The Pope is No Monarch,
April 3, 2001 from Deutsche Presse-Agentur
The papacy should not be viewed as an absolute monarchy but as a reference point for the entire Roman Catholic Church, one of Pope John Paul II's closest aides said in an April 3 interview published by the Milan daily Il Giornale.
"The Pope is not the bishops' ruler, he is a servant of the community," said Cardinal Joseph Ratzinger, prefect of the influential Congregation for the Doctrine of the Faith.
With the role of the papacy sometimes acting as a source of friction between Roman Catholics and other Christian denominations, experts said Ratzinger's latest message may be viewed as a signal of appeasement towards Orthodox Christians. The Cardinal acknowledged as much in the interview.
"Orthodox (Christians) think that the Catholic Church has distorted (the concept of) communion by becoming an absolute monarchy. This is not the case. There exists a community of local Churches which have the Pope as their reference point," Cardinal Ratzinger said.
The Pope himself hinted at a possible debate on the role of the papacy as he announced an extra May 21-24 Consistory. The gathering of Cardinals is expected to discuss ways of achieving greater ecumenism as well as the future of the Roman Catholic Church.
"How can we not remember that the ministry of Peter, the visible principle of unity, constitutes a difficulty for other Churches and ecclesiastical communities?" the Pope said at the time as he quoted one of his previous encyclicals.
The Pontiff is scheduled to travel to Greece, Syria and Malta in May. The Athens leg of the trip the first by a Pope in modern times is seen as an important step towards improving relations between Christians following the Great Schism of the 11th Century.
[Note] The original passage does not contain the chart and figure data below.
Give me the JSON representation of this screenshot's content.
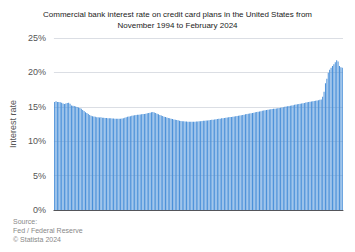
{
  "chart_data": {
    "type": "bar",
    "title": "Commercial bank interest rate on credit card plans in the United States from\nNovember 1994 to February 2024",
    "ylabel": "Interest rate",
    "source": "Source:\nFed / Federal Reserve\n© Statista 2024",
    "color": "#4a90d9",
    "ylim": [
      0,
      25
    ],
    "yticks": [
      {
        "value": 0,
        "label": "0%"
      },
      {
        "value": 5,
        "label": "5%"
      },
      {
        "value": 10,
        "label": "10%"
      },
      {
        "value": 15,
        "label": "15%"
      },
      {
        "value": 20,
        "label": "20%"
      },
      {
        "value": 25,
        "label": "25%"
      }
    ],
    "grid": true,
    "tick_labels": "y",
    "values": [
      15.71,
      15.82,
      15.71,
      15.68,
      15.65,
      15.58,
      15.47,
      15.4,
      15.48,
      15.54,
      15.6,
      15.43,
      15.2,
      15.16,
      15.1,
      15.03,
      14.97,
      14.91,
      14.84,
      14.7,
      14.55,
      14.4,
      14.22,
      14.1,
      13.95,
      13.82,
      13.71,
      13.63,
      13.58,
      13.54,
      13.49,
      13.47,
      13.45,
      13.47,
      13.42,
      13.4,
      13.38,
      13.37,
      13.35,
      13.34,
      13.32,
      13.31,
      13.29,
      13.28,
      13.27,
      13.26,
      13.25,
      13.27,
      13.3,
      13.33,
      13.4,
      13.48,
      13.55,
      13.6,
      13.64,
      13.7,
      13.74,
      13.78,
      13.8,
      13.83,
      13.86,
      13.89,
      13.92,
      13.94,
      13.97,
      14.0,
      14.05,
      14.1,
      14.15,
      14.2,
      14.25,
      14.18,
      14.1,
      14.0,
      13.9,
      13.82,
      13.74,
      13.65,
      13.57,
      13.5,
      13.44,
      13.38,
      13.32,
      13.26,
      13.21,
      13.16,
      13.11,
      13.07,
      13.03,
      12.99,
      12.95,
      12.91,
      12.89,
      12.87,
      12.85,
      12.83,
      12.82,
      12.82,
      12.82,
      12.83,
      12.84,
      12.85,
      12.87,
      12.89,
      12.91,
      12.93,
      12.96,
      12.98,
      13.0,
      13.02,
      13.04,
      13.07,
      13.1,
      13.13,
      13.16,
      13.19,
      13.22,
      13.25,
      13.28,
      13.32,
      13.35,
      13.38,
      13.41,
      13.44,
      13.47,
      13.5,
      13.53,
      13.57,
      13.6,
      13.64,
      13.67,
      13.71,
      13.74,
      13.78,
      13.82,
      13.86,
      13.9,
      13.94,
      13.98,
      14.02,
      14.07,
      14.11,
      14.15,
      14.2,
      14.24,
      14.28,
      14.32,
      14.37,
      14.41,
      14.45,
      14.49,
      14.52,
      14.56,
      14.6,
      14.63,
      14.67,
      14.7,
      14.73,
      14.76,
      14.79,
      14.83,
      14.87,
      14.91,
      14.95,
      14.99,
      15.03,
      15.07,
      15.12,
      15.16,
      15.2,
      15.24,
      15.29,
      15.33,
      15.37,
      15.41,
      15.45,
      15.49,
      15.53,
      15.57,
      15.61,
      15.65,
      15.69,
      15.73,
      15.77,
      15.81,
      15.85,
      15.89,
      15.93,
      15.97,
      16.01,
      16.05,
      16.45,
      17.2,
      18.43,
      19.07,
      19.94,
      20.4,
      20.68,
      20.92,
      21.19,
      21.47,
      21.76,
      21.59,
      20.92,
      20.75,
      20.66
    ]
  }
}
In the April 3 interview, Cardinal Ratzinger also called for greater consultation and co-operation within the Catholic Church, particularly at the practical rather than theoretical level.
Comment by John Vennari
It is contrary to defined Catholic dogma to purport "the Pope is not the bishops' ruler, he is the servant of the community." Vatican I's Paster Aeternus taught "Peter alone was honored with the true and proper primacy of jurisdiction, to the exclusion of the Apostles, be they considered individually or as a group." The same dogmatic Council called Peter the "Prince of the Apostles", a monarchial term hallowed by tradition. Regarding the monarchial structure of the Church, with the Pope as its head, Pope Saint Pius X, in his 1910 Letter Ex quo condemned the erroneous opinion that the Catholic Church has not been a monarchy from its inception.
The Blessed Mother Herself also confirms the Pope as the bishops' ruler. In May 1930, at Tuy, Our Lady of Fatima told Sister Lucy: "The moment has come in which God asks the Holy Father to make and to order that in union with him and at the same time, all the bishops of the world make the consecration of Russia to My Immaculate Heart" promising to convert it by this means. (Emphasis added)
Perhaps this is the reason why the consecration of Russia is not accomplished. Those in the Church's highest places have apparently abandoned belief that the Pope has the right to "rule the bishops" by ordering the Collegial Consecration.
Thus the great irony, the collegial consecration is thwarted by Vatican II's collegiality.